Are the UK’s industrial growth plans underestimating grid connection risk?
A recent survey from Roadnight Taylor has highlighted that some companies are not fully accounting for grid connection delays in their growth

In Brief
- A survey of 200 director-level industrial decision-makers has identified a sizable gap between expected grid connection timescales and the experience of companies that have already encountered delays.
- Among respondents that had experienced connection delays, 60% reported a direct business impact and 34% said the delays had stopped company growth altogether.
- Projects were being delayed for 33% of respondents, while 32% reported increased costs and 25% said connection difficulties were obstructing energy transition plans.
In Review
Companies may be planning for growth without fully accounting for the time, cost and uncertainty involved in securing additional electrical capacity.
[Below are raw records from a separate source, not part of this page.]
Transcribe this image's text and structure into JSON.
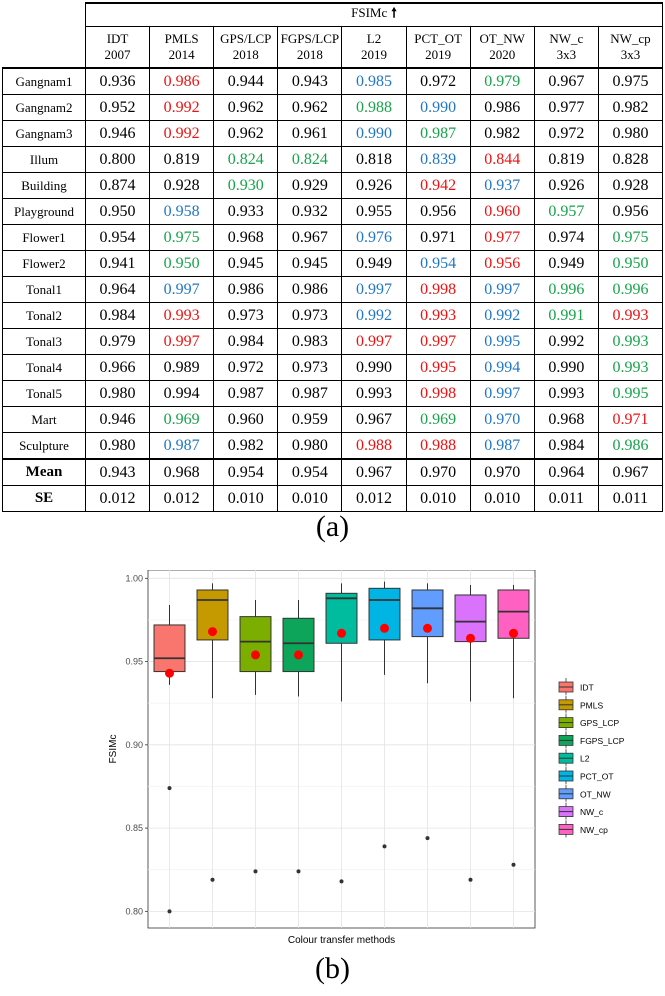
{
  "table": {
    "group_header": "FSIMc",
    "group_arrow": "🠕",
    "methods": [
      {
        "name": "IDT",
        "year": "2007"
      },
      {
        "name": "PMLS",
        "year": "2014"
      },
      {
        "name": "GPS/LCP",
        "year": "2018"
      },
      {
        "name": "FGPS/LCP",
        "year": "2018"
      },
      {
        "name": "L2",
        "year": "2019"
      },
      {
        "name": "PCT_OT",
        "year": "2019"
      },
      {
        "name": "OT_NW",
        "year": "2020"
      },
      {
        "name": "NW_c",
        "year": "3x3"
      },
      {
        "name": "NW_cp",
        "year": "3x3"
      }
    ],
    "rows": [
      {
        "label": "Gangnam1",
        "values": [
          "0.936",
          "0.986",
          "0.944",
          "0.943",
          "0.985",
          "0.972",
          "0.979",
          "0.967",
          "0.975"
        ],
        "colors": [
          "",
          "r",
          "",
          "",
          "b",
          "",
          "g",
          "",
          ""
        ]
      },
      {
        "label": "Gangnam2",
        "values": [
          "0.952",
          "0.992",
          "0.962",
          "0.962",
          "0.988",
          "0.990",
          "0.986",
          "0.977",
          "0.982"
        ],
        "colors": [
          "",
          "r",
          "",
          "",
          "g",
          "b",
          "",
          "",
          ""
        ]
      },
      {
        "label": "Gangnam3",
        "values": [
          "0.946",
          "0.992",
          "0.962",
          "0.961",
          "0.990",
          "0.987",
          "0.982",
          "0.972",
          "0.980"
        ],
        "colors": [
          "",
          "r",
          "",
          "",
          "b",
          "g",
          "",
          "",
          ""
        ]
      },
      {
        "label": "Illum",
        "values": [
          "0.800",
          "0.819",
          "0.824",
          "0.824",
          "0.818",
          "0.839",
          "0.844",
          "0.819",
          "0.828"
        ],
        "colors": [
          "",
          "",
          "g",
          "g",
          "",
          "b",
          "r",
          "",
          ""
        ]
      },
      {
        "label": "Building",
        "values": [
          "0.874",
          "0.928",
          "0.930",
          "0.929",
          "0.926",
          "0.942",
          "0.937",
          "0.926",
          "0.928"
        ],
        "colors": [
          "",
          "",
          "g",
          "",
          "",
          "r",
          "b",
          "",
          ""
        ]
      },
      {
        "label": "Playground",
        "values": [
          "0.950",
          "0.958",
          "0.933",
          "0.932",
          "0.955",
          "0.956",
          "0.960",
          "0.957",
          "0.956"
        ],
        "colors": [
          "",
          "b",
          "",
          "",
          "",
          "",
          "r",
          "g",
          ""
        ]
      },
      {
        "label": "Flower1",
        "values": [
          "0.954",
          "0.975",
          "0.968",
          "0.967",
          "0.976",
          "0.971",
          "0.977",
          "0.974",
          "0.975"
        ],
        "colors": [
          "",
          "g",
          "",
          "",
          "b",
          "",
          "r",
          "",
          "g"
        ]
      },
      {
        "label": "Flower2",
        "values": [
          "0.941",
          "0.950",
          "0.945",
          "0.945",
          "0.949",
          "0.954",
          "0.956",
          "0.949",
          "0.950"
        ],
        "colors": [
          "",
          "g",
          "",
          "",
          "",
          "b",
          "r",
          "",
          "g"
        ]
      },
      {
        "label": "Tonal1",
        "values": [
          "0.964",
          "0.997",
          "0.986",
          "0.986",
          "0.997",
          "0.998",
          "0.997",
          "0.996",
          "0.996"
        ],
        "colors": [
          "",
          "b",
          "",
          "",
          "b",
          "r",
          "b",
          "g",
          "g"
        ]
      },
      {
        "label": "Tonal2",
        "values": [
          "0.984",
          "0.993",
          "0.973",
          "0.973",
          "0.992",
          "0.993",
          "0.992",
          "0.991",
          "0.993"
        ],
        "colors": [
          "",
          "r",
          "",
          "",
          "b",
          "r",
          "b",
          "g",
          "r"
        ]
      },
      {
        "label": "Tonal3",
        "values": [
          "0.979",
          "0.997",
          "0.984",
          "0.983",
          "0.997",
          "0.997",
          "0.995",
          "0.992",
          "0.993"
        ],
        "colors": [
          "",
          "r",
          "",
          "",
          "r",
          "r",
          "b",
          "",
          "g"
        ]
      },
      {
        "label": "Tonal4",
        "values": [
          "0.966",
          "0.989",
          "0.972",
          "0.973",
          "0.990",
          "0.995",
          "0.994",
          "0.990",
          "0.993"
        ],
        "colors": [
          "",
          "",
          "",
          "",
          "",
          "r",
          "b",
          "",
          "g"
        ]
      },
      {
        "label": "Tonal5",
        "values": [
          "0.980",
          "0.994",
          "0.987",
          "0.987",
          "0.993",
          "0.998",
          "0.997",
          "0.993",
          "0.995"
        ],
        "colors": [
          "",
          "",
          "",
          "",
          "",
          "r",
          "b",
          "",
          "g"
        ]
      },
      {
        "label": "Mart",
        "values": [
          "0.946",
          "0.969",
          "0.960",
          "0.959",
          "0.967",
          "0.969",
          "0.970",
          "0.968",
          "0.971"
        ],
        "colors": [
          "",
          "g",
          "",
          "",
          "",
          "g",
          "b",
          "",
          "r"
        ]
      },
      {
        "label": "Sculpture",
        "values": [
          "0.980",
          "0.987",
          "0.982",
          "0.980",
          "0.988",
          "0.988",
          "0.987",
          "0.984",
          "0.986"
        ],
        "colors": [
          "",
          "b",
          "",
          "",
          "r",
          "r",
          "b",
          "",
          "g"
        ]
      }
    ],
    "summary": [
      {
        "label": "Mean",
        "values": [
          "0.943",
          "0.968",
          "0.954",
          "0.954",
          "0.967",
          "0.970",
          "0.970",
          "0.964",
          "0.967"
        ]
      },
      {
        "label": "SE",
        "values": [
          "0.012",
          "0.012",
          "0.010",
          "0.010",
          "0.012",
          "0.010",
          "0.010",
          "0.011",
          "0.011"
        ]
      }
    ],
    "highlight_colors": {
      "r": "#ee1111",
      "g": "#16a34a",
      "b": "#1f77c4"
    }
  },
  "captions": {
    "a": "(a)",
    "b": "(b)"
  },
  "chart_data": {
    "type": "box",
    "xlabel": "Colour transfer methods",
    "ylabel": "FSIMc",
    "ylim": [
      0.79,
      1.005
    ],
    "yticks": [
      "0.80",
      "0.85",
      "0.90",
      "0.95",
      "1.00"
    ],
    "grid": true,
    "legend_position": "right",
    "series": [
      {
        "name": "IDT",
        "color": "#f8766d",
        "q1": 0.944,
        "median": 0.952,
        "q3": 0.972,
        "whisker_low": 0.936,
        "whisker_high": 0.984,
        "mean": 0.943,
        "outliers": [
          0.874,
          0.8
        ]
      },
      {
        "name": "PMLS",
        "color": "#c49a00",
        "q1": 0.963,
        "median": 0.987,
        "q3": 0.993,
        "whisker_low": 0.928,
        "whisker_high": 0.997,
        "mean": 0.968,
        "outliers": [
          0.819
        ]
      },
      {
        "name": "GPS_LCP",
        "color": "#7cae00",
        "q1": 0.944,
        "median": 0.962,
        "q3": 0.977,
        "whisker_low": 0.93,
        "whisker_high": 0.987,
        "mean": 0.954,
        "outliers": [
          0.824
        ]
      },
      {
        "name": "FGPS_LCP",
        "color": "#0ca55a",
        "q1": 0.944,
        "median": 0.961,
        "q3": 0.976,
        "whisker_low": 0.929,
        "whisker_high": 0.987,
        "mean": 0.954,
        "outliers": [
          0.824
        ]
      },
      {
        "name": "L2",
        "color": "#00bc9e",
        "q1": 0.961,
        "median": 0.988,
        "q3": 0.991,
        "whisker_low": 0.926,
        "whisker_high": 0.997,
        "mean": 0.967,
        "outliers": [
          0.818
        ]
      },
      {
        "name": "PCT_OT",
        "color": "#00b4e4",
        "q1": 0.963,
        "median": 0.987,
        "q3": 0.994,
        "whisker_low": 0.942,
        "whisker_high": 0.998,
        "mean": 0.97,
        "outliers": [
          0.839
        ]
      },
      {
        "name": "OT_NW",
        "color": "#619cff",
        "q1": 0.965,
        "median": 0.982,
        "q3": 0.993,
        "whisker_low": 0.937,
        "whisker_high": 0.997,
        "mean": 0.97,
        "outliers": [
          0.844
        ]
      },
      {
        "name": "NW_c",
        "color": "#da72fb",
        "q1": 0.962,
        "median": 0.974,
        "q3": 0.99,
        "whisker_low": 0.926,
        "whisker_high": 0.996,
        "mean": 0.964,
        "outliers": [
          0.819
        ]
      },
      {
        "name": "NW_cp",
        "color": "#ff61c3",
        "q1": 0.964,
        "median": 0.98,
        "q3": 0.993,
        "whisker_low": 0.928,
        "whisker_high": 0.996,
        "mean": 0.967,
        "outliers": [
          0.828
        ]
      }
    ]
  }
}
That’s according to new research commissioned by grid consultancy Roadnight Taylor, which surveyed 200 senior industrial decision-makers across Great Britain. Of the respondents that had experienced connection delays, 60% said their businesses had been directly affected, while 34% said growth had stopped altogether.
The survey also found that grid difficulties were delaying projects for 33% of businesses, increasing costs for 32% and obstructing energy transition plans for 25%.
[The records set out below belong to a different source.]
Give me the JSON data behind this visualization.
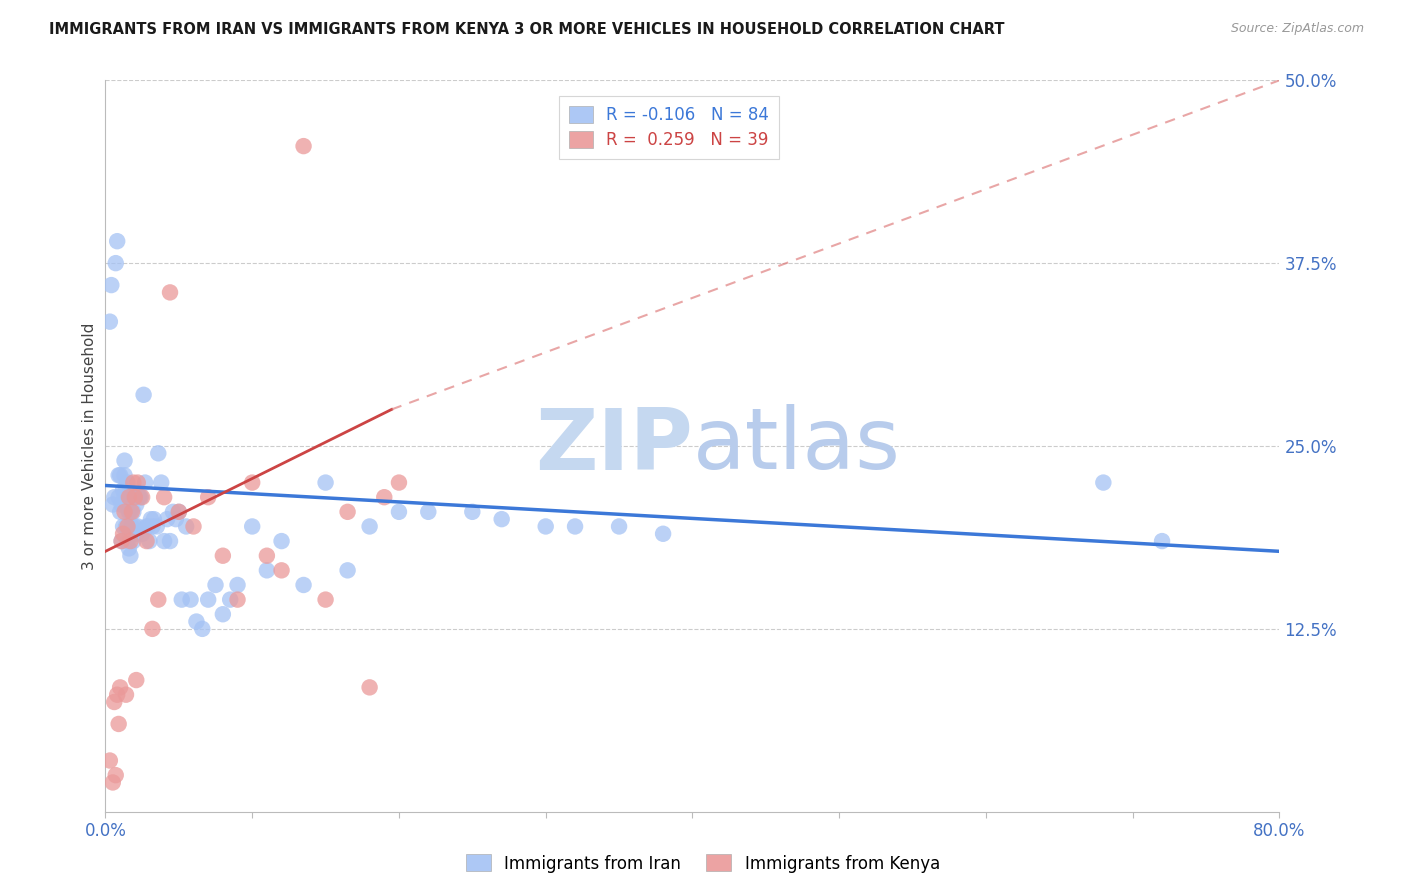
{
  "title": "IMMIGRANTS FROM IRAN VS IMMIGRANTS FROM KENYA 3 OR MORE VEHICLES IN HOUSEHOLD CORRELATION CHART",
  "source": "Source: ZipAtlas.com",
  "ylabel": "3 or more Vehicles in Household",
  "xlim": [
    0.0,
    0.8
  ],
  "ylim": [
    0.0,
    0.5
  ],
  "yticks_right": [
    0.125,
    0.25,
    0.375,
    0.5
  ],
  "ytick_right_labels": [
    "12.5%",
    "25.0%",
    "37.5%",
    "50.0%"
  ],
  "iran_R": -0.106,
  "iran_N": 84,
  "kenya_R": 0.259,
  "kenya_N": 39,
  "iran_color": "#a4c2f4",
  "kenya_color": "#ea9999",
  "iran_line_color": "#3c78d8",
  "kenya_line_color": "#cc4444",
  "kenya_dash_color": "#dd7777",
  "watermark_color": "#dce9f8",
  "iran_line": [
    [
      0.0,
      0.223
    ],
    [
      0.8,
      0.178
    ]
  ],
  "kenya_solid_line": [
    [
      0.0,
      0.178
    ],
    [
      0.195,
      0.275
    ]
  ],
  "kenya_dash_line": [
    [
      0.195,
      0.275
    ],
    [
      0.8,
      0.5
    ]
  ],
  "iran_scatter_x": [
    0.003,
    0.004,
    0.005,
    0.006,
    0.007,
    0.008,
    0.009,
    0.009,
    0.01,
    0.01,
    0.011,
    0.011,
    0.012,
    0.012,
    0.013,
    0.013,
    0.013,
    0.014,
    0.014,
    0.015,
    0.015,
    0.015,
    0.016,
    0.016,
    0.017,
    0.017,
    0.018,
    0.018,
    0.019,
    0.019,
    0.02,
    0.02,
    0.021,
    0.021,
    0.022,
    0.023,
    0.024,
    0.025,
    0.026,
    0.027,
    0.028,
    0.029,
    0.03,
    0.031,
    0.032,
    0.033,
    0.035,
    0.036,
    0.038,
    0.04,
    0.042,
    0.044,
    0.046,
    0.048,
    0.05,
    0.052,
    0.055,
    0.058,
    0.062,
    0.066,
    0.07,
    0.075,
    0.08,
    0.085,
    0.09,
    0.1,
    0.11,
    0.12,
    0.135,
    0.15,
    0.165,
    0.18,
    0.2,
    0.22,
    0.25,
    0.27,
    0.3,
    0.32,
    0.35,
    0.38,
    0.68,
    0.72
  ],
  "iran_scatter_y": [
    0.335,
    0.36,
    0.21,
    0.215,
    0.375,
    0.39,
    0.215,
    0.23,
    0.205,
    0.23,
    0.185,
    0.21,
    0.195,
    0.22,
    0.215,
    0.23,
    0.24,
    0.195,
    0.22,
    0.185,
    0.21,
    0.225,
    0.18,
    0.205,
    0.175,
    0.205,
    0.195,
    0.215,
    0.185,
    0.205,
    0.195,
    0.215,
    0.19,
    0.21,
    0.195,
    0.215,
    0.215,
    0.19,
    0.285,
    0.225,
    0.195,
    0.195,
    0.185,
    0.2,
    0.195,
    0.2,
    0.195,
    0.245,
    0.225,
    0.185,
    0.2,
    0.185,
    0.205,
    0.2,
    0.205,
    0.145,
    0.195,
    0.145,
    0.13,
    0.125,
    0.145,
    0.155,
    0.135,
    0.145,
    0.155,
    0.195,
    0.165,
    0.185,
    0.155,
    0.225,
    0.165,
    0.195,
    0.205,
    0.205,
    0.205,
    0.2,
    0.195,
    0.195,
    0.195,
    0.19,
    0.225,
    0.185
  ],
  "kenya_scatter_x": [
    0.003,
    0.005,
    0.006,
    0.007,
    0.008,
    0.009,
    0.01,
    0.011,
    0.012,
    0.013,
    0.014,
    0.015,
    0.016,
    0.017,
    0.018,
    0.019,
    0.02,
    0.021,
    0.022,
    0.025,
    0.028,
    0.032,
    0.036,
    0.04,
    0.044,
    0.05,
    0.06,
    0.07,
    0.08,
    0.09,
    0.1,
    0.11,
    0.12,
    0.135,
    0.15,
    0.165,
    0.18,
    0.19,
    0.2
  ],
  "kenya_scatter_y": [
    0.035,
    0.02,
    0.075,
    0.025,
    0.08,
    0.06,
    0.085,
    0.185,
    0.19,
    0.205,
    0.08,
    0.195,
    0.215,
    0.185,
    0.205,
    0.225,
    0.215,
    0.09,
    0.225,
    0.215,
    0.185,
    0.125,
    0.145,
    0.215,
    0.355,
    0.205,
    0.195,
    0.215,
    0.175,
    0.145,
    0.225,
    0.175,
    0.165,
    0.455,
    0.145,
    0.205,
    0.085,
    0.215,
    0.225
  ]
}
That’s a cause for concern for the UK Government, as connection issues are having a real impact on investment in the economy – and that could mean it struggles for growth, with GDP having grown by just 0.1% in May 2026.
These issues aren’t anything new, with many warning all the way back in 2023 that grid connection delays could impact the UK’s net zero goals. But the latest research does show that some are still underestimating the exact scale of the problem.
According to the research, some 28% of directors who had encountered grid difficulties viewed connection timescales as a significant barrier, compared with only 8% of those without direct experience.Some respondents expected a connection to take 3.2 years on average, while the Roadnight Taylor considers a timescale closer to eight years more realistic for some major projects.
There is reform under way. Ofgem’s approved transmission connections package introduced ‘ready’ and ‘needed’ criteria intended to move viable projects ahead of speculative or less-developed schemes. NESO has subsequently reordered a pipeline that had grown beyond 700 GW, although it describes this as the first stage of a longer process.
Large industrial demand connections have their own unresolved challenges. Ofgem says the demand queue is growing, contains projects that may not be viable and currently lacks a mechanism for prioritising strategically important demand. Its June 2026 update outlined further work on high-voltage self-build options and connection arrangements that could allow more demand to connect while protecting system operation. Consultations and regulatory development are continuing.
That makes the survey’s finding that 74% of respondents expect connections reform to benefit their organisations understandable, but it does not remove the immediate delivery risk.
“The earlier organisations engage with this reality, the better placed they will be,” said Hugh Taylor, Chief Executive of Roadnight Taylor, and that’s a lesson that has been parroted before.
Early engagement needs to mean more than submitting an application sooner. It means treating electrical capacity as a strategic project input, testing the assumptions behind the requested load and maintaining a credible plan for design, procurement, commissioning and operation if the preferred connection is delayed or constrained.